Friday 20 November 2009

Place as possibility

Photo by Flickr user clazzi

Place has often been viewed as a sedentary, romantic and somewhat conservative concept and as such it is frequently regarded with great suspicion. The same goes for the notion of 'home'. In a recent thoughtful article on the matter, Guardian columnist Madeleine Bunting writes,
"The politics of home have had a fraught and vicious history on the continent, and perhaps this explains how they have been set aside, and so deliberately ignored. But belonging can be reinterpreted and that's where a host of seemingly unrelated cultural responses to our predicament seem to be forging a new understanding"
The article highlights a set of ideas that are currently refocusing attention on notions of home and the 'geography of our lives'. New localism and environmentalism are both identified as key to this recent re-engagement with place. Bunting goes on to reinterpret home and belonging as 'ongoing projects', the continuous result of a 'shared commitment' and not an allegiance to an unchanging common identity or homeland.

The article's argument is one that would surely be embraced by many a geographer. As Bunting correctly implies, the relations between place and identity are precarious and multifaceted. Places certainly have a significant part to play in making us who we are. However, it is not so much the case that we are in a simple sense determined by any one place, for example the place of our birth, but rather that each place we pass through on life's journey leaves its indelible mark upon us. I am particularly fond of the work of Proust, because it constantly reminds us that our identity is, in a sense, a never completed project. I would argue that it is no less a mistake to reify place, to treat it as something finalised and concrete. Places, like people, have many sides to them.
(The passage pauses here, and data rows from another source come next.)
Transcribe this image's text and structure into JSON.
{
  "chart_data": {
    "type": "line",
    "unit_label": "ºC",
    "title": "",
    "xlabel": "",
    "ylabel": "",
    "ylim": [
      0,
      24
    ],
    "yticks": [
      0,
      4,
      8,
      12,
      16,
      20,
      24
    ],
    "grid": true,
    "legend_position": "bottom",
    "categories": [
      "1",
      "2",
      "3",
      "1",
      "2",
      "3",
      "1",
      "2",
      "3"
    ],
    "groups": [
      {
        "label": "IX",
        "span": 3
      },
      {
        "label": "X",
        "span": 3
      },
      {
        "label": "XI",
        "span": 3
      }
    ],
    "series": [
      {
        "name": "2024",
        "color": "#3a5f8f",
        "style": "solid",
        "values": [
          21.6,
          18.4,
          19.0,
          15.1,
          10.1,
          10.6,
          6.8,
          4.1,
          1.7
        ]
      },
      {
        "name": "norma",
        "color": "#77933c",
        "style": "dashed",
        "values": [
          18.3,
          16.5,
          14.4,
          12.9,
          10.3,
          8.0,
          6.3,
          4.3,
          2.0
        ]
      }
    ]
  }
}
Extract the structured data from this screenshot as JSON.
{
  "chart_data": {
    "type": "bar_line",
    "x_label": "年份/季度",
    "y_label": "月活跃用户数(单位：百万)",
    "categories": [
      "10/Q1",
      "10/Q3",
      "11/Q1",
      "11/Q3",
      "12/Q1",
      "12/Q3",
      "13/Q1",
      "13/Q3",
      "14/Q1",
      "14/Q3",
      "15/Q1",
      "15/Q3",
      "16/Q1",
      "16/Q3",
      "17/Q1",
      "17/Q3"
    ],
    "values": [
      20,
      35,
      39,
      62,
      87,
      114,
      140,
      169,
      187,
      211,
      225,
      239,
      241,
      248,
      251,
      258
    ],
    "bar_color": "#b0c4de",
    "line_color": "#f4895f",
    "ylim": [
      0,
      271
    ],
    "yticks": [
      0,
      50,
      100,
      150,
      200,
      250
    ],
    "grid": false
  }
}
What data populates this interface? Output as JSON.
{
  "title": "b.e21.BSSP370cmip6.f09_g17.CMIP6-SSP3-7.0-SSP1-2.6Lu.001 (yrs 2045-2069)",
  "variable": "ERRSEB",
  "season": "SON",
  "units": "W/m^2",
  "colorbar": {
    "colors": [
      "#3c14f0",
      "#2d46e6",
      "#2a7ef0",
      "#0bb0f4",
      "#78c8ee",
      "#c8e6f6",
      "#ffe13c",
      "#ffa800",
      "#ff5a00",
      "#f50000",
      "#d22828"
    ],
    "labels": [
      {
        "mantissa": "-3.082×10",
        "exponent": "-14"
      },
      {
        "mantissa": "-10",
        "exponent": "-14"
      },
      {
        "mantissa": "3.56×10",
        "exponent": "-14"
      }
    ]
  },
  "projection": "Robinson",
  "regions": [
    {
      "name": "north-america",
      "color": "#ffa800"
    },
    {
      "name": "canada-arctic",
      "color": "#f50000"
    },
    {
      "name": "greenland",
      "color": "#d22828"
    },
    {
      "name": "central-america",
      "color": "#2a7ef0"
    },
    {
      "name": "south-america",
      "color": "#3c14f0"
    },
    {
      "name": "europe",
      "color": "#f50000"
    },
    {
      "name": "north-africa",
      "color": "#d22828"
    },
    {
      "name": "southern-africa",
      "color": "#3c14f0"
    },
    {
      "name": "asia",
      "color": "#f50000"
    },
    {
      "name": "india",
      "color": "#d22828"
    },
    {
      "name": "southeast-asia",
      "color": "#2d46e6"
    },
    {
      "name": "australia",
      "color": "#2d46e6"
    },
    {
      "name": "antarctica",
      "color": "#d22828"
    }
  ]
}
As well as, in part, making us who we are, the places in which we live, work and tarry also have a bearing on who we will be. A child born into a placeless world would be sorely impoverished by such a dire circumstance. Places are part of the inheritance we pass on to future generations, yet as many a writer has noted, we have been busy in recent decades creating a world without places, or at the very least a world in which all places seem alike. I believe that asserting the importance of place, far from betraying an underlying conservatism, is to assert the future of possibility. Places are where the future germinates, where possibilities emerge. Jeff Malpas, a philosopher who has enquired extensively into our relationship with place, articulates this view very succinctly when he writes,
"the idea of place does not so much bring a certain politics with it, as define the very frame within which the political itself must be located." (Malpas, 1999)
This is spot on. Indeed, it is to put the horse back before the political cart.

Malpas, J. (1999) Place and Experience: A Philosophical Topography. Cambridge: Cambridge University Press.